Professor Eric Calais, from Ecole Normale Supérieure in Paris, was kind enough to email me from Haiti today to update me on some of the progress and ongoing challenges regarding earthquake reconstruction and preparedness in Haiti. Calais served a science advisor to the United National Disaster Risk Reduction Program in Haiti after the 2010 earthquake, and has continued leadership in earthquake safety and building scientific capacity within Haiti since that time.  Some of the positives pointed out by Calais include publication of a national seismic hazard map, development of a national building code, several new buildings designed and built according to the seismic code (notably the new administrative quarter of Port-au-Prince), training of construction professionals, development of an operational seismic network, several Haitian PhD students trained abroad and now working in Haiti, and a new masters program at the State University of Haiti in geosciences-geohazards.
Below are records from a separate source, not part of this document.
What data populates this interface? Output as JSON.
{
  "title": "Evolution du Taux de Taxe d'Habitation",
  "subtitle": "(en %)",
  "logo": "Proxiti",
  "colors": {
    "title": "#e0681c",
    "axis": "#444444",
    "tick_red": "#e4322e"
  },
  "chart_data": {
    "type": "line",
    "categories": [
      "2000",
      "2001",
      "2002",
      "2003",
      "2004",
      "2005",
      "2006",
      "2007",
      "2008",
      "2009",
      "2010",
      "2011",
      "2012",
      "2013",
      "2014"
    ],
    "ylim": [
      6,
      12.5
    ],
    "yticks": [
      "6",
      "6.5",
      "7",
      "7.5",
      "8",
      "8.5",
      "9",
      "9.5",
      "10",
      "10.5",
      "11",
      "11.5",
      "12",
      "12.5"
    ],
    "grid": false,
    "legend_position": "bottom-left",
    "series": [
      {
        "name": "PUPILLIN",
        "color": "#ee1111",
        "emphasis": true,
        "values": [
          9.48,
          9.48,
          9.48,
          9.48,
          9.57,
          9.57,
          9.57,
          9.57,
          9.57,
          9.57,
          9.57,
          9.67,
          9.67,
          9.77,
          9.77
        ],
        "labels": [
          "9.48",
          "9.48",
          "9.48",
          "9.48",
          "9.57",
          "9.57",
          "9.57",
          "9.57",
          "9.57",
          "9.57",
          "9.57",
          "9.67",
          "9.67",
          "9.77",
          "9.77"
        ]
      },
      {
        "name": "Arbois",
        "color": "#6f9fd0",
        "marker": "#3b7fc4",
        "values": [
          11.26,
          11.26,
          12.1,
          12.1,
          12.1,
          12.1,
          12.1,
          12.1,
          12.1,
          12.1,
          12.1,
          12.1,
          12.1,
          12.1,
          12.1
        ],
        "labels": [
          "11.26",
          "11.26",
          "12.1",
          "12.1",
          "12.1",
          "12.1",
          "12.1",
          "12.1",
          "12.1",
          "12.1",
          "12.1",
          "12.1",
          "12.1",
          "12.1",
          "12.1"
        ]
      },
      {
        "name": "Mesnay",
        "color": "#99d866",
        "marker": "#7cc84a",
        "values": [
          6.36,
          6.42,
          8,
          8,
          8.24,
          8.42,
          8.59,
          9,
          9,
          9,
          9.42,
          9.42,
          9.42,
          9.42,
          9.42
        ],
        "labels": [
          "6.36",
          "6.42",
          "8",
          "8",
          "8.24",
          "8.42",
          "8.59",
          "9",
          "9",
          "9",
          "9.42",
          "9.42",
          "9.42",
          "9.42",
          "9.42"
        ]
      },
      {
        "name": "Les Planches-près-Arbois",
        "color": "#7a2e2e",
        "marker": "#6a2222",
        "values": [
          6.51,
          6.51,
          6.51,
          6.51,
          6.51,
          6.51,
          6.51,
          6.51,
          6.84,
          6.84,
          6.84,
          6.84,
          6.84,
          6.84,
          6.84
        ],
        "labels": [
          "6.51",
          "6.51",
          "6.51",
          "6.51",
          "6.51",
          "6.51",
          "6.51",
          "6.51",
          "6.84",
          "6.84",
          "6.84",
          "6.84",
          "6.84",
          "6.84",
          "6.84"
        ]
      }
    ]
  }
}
Challenges that remain include the difficulty in finding funding to update the seismic hazard map despite much new data, difficulty in finding funding to operate and maintain the seismic network, the lack of a legal framework to impose earthquake safe construction, and the difficulty of doing anything for the informal construction (non-engineered) which represents up to 90% of the buildings in Haiti (this is common in many countries exposed to earthquake hazard). Calais emphasized the importance of training in-country professionals, and finds hope in the efforts being made by the State University of Haiti to initiate the masters program mentioned above that is now training the next generation of risk-reduction specialists in Haiti.
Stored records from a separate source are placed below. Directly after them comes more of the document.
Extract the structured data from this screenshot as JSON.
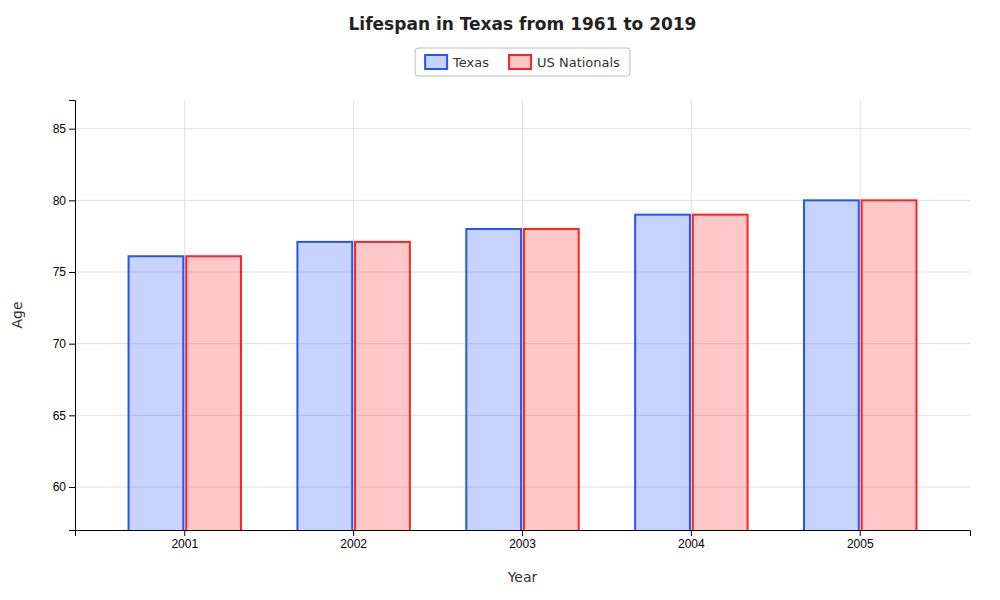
{
  "chart_data": {
    "type": "bar",
    "title": "Lifespan in Texas from 1961 to 2019",
    "xlabel": "Year",
    "ylabel": "Age",
    "categories": [
      "2001",
      "2002",
      "2003",
      "2004",
      "2005"
    ],
    "series": [
      {
        "name": "Texas",
        "color": "#2255ff",
        "values": [
          76.1,
          77.1,
          78.0,
          79.0,
          80.0
        ]
      },
      {
        "name": "US Nationals",
        "color": "#ff2222",
        "values": [
          76.1,
          77.1,
          78.0,
          79.0,
          80.0
        ]
      }
    ],
    "ylim": [
      57,
      87
    ],
    "yticks": [
      60,
      65,
      70,
      75,
      80,
      85
    ],
    "grid": true,
    "legend": "top"
  }
}
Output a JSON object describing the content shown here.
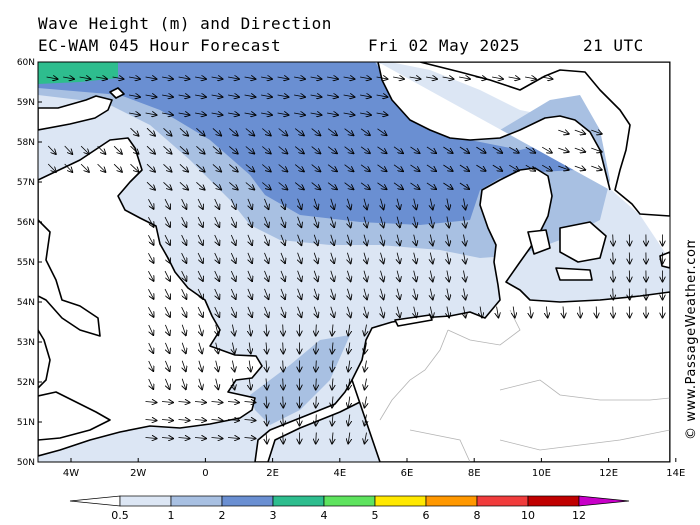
{
  "header": {
    "title_line1": "Wave Height (m) and Direction",
    "title_line2": "EC-WAM 045 Hour Forecast",
    "date": "Fri 02 May 2025",
    "time": "21 UTC"
  },
  "axes": {
    "lat_labels": [
      "60N",
      "59N",
      "58N",
      "57N",
      "56N",
      "55N",
      "54N",
      "53N",
      "52N",
      "51N",
      "50N"
    ],
    "lon_labels": [
      "4W",
      "2W",
      "0",
      "2E",
      "4E",
      "6E",
      "8E",
      "10E",
      "12E",
      "14E"
    ]
  },
  "legend": {
    "labels": [
      "0.5",
      "1",
      "2",
      "3",
      "4",
      "5",
      "6",
      "8",
      "10",
      "12"
    ],
    "colors": [
      "#dce6f4",
      "#a8c0e2",
      "#6a8fd2",
      "#2ebd8e",
      "#5ee35e",
      "#ffe800",
      "#ff9800",
      "#f03c3c",
      "#c00000",
      "#c800c8"
    ],
    "overflow_low_color": "#ffffff",
    "overflow_high_color": "#c800c8"
  },
  "credit": "© www.PassageWeather.com",
  "colors": {
    "sea_light": "#dce6f4",
    "sea_mid": "#a8c0e2",
    "sea_dark": "#6a8fd2",
    "sea_teal": "#2ebd8e",
    "land": "#ffffff",
    "coast": "#000000",
    "border": "#b4b4b4"
  },
  "field": {
    "wave_direction": "northerly swell turning to north-west in the southern bight",
    "wave_height_max_band": "3-4 m (far north-west)"
  }
}
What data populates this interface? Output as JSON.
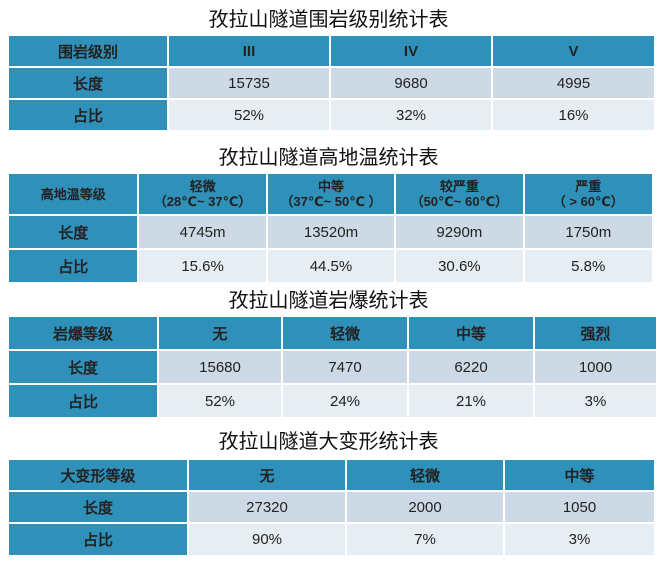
{
  "tables": [
    {
      "title": "孜拉山隧道围岩级别统计表",
      "corner": "围岩级别",
      "columns": [
        "III",
        "IV",
        "V"
      ],
      "rows": [
        {
          "label": "长度",
          "values": [
            "15735",
            "9680",
            "4995"
          ]
        },
        {
          "label": "占比",
          "values": [
            "52%",
            "32%",
            "16%"
          ]
        }
      ]
    },
    {
      "title": "孜拉山隧道高地温统计表",
      "corner": "高地温等级",
      "columns": [
        {
          "name": "轻微",
          "range": "（28℃~ 37℃）"
        },
        {
          "name": "中等",
          "range": "（37℃~ 50℃ ）"
        },
        {
          "name": "较严重",
          "range": "（50℃~ 60℃）"
        },
        {
          "name": "严重",
          "range": "（ > 60℃）"
        }
      ],
      "rows": [
        {
          "label": "长度",
          "values": [
            "4745m",
            "13520m",
            "9290m",
            "1750m"
          ]
        },
        {
          "label": "占比",
          "values": [
            "15.6%",
            "44.5%",
            "30.6%",
            "5.8%"
          ]
        }
      ]
    },
    {
      "title": "孜拉山隧道岩爆统计表",
      "corner": "岩爆等级",
      "columns": [
        "无",
        "轻微",
        "中等",
        "强烈"
      ],
      "rows": [
        {
          "label": "长度",
          "values": [
            "15680",
            "7470",
            "6220",
            "1000"
          ]
        },
        {
          "label": "占比",
          "values": [
            "52%",
            "24%",
            "21%",
            "3%"
          ]
        }
      ]
    },
    {
      "title": "孜拉山隧道大变形统计表",
      "corner": "大变形等级",
      "columns": [
        "无",
        "轻微",
        "中等"
      ],
      "rows": [
        {
          "label": "长度",
          "values": [
            "27320",
            "2000",
            "1050"
          ]
        },
        {
          "label": "占比",
          "values": [
            "90%",
            "7%",
            "3%"
          ]
        }
      ]
    }
  ],
  "colors": {
    "header": "#2f91b9",
    "row_dark": "#cdd9e5",
    "row_light": "#e6edf3"
  }
}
Throughout the broader Caribbean region, several efforts have enhanced earthquake and tsunami monitoring since the 2010 Haiti earthquake. The Continuously Operating Caribbean GPS Observational Network (COCONet) in Caribbean and Caribbean-border nations is a geodetic network operated by UNAVCO, with support from the U.S. National Science Foundation and partners from many other countries and now provides real time geodetic data for studies of plate kinematics, the earthquake cycle, volcanic processes and even hurricane tracking. The United Nations Educational, Scientific and Cultural Organization (UNESCO) Intergovernmental Coordinating Group (ICG) for the Tsunami and other Coastal Hazards Early Warning System for the Caribbean and Adjacent Regions (CARIBE-EWS) has developed performance standards for detection and analysis of earthquakes, and now over 100 seismic stations, from nearly every nation in the Caribbean region, contribute real-time data to tsunami warning centers (McNamara et al., 2016). These projects provide data essential for understanding the processes leading to major earthquakes and tsunamis.

The 2018 report of the United Nations Office for the Coordination of Humanitarian Affairs (OCHA) reports that 1.9 million Haitians are still in need of aid, and that continued investment in preparedness and disaster risk reduction is required (this includes hurricanes in addition to earthquakes). The 2010 Haiti earthquake is a clear example of the risk brought about by increasing exposure of vulnerable populations to hazards – and a future where dire outcomes affecting local to global populations may occur unless such vulnerabilities are reduced through education, science, technology, informed policy and global cooperation.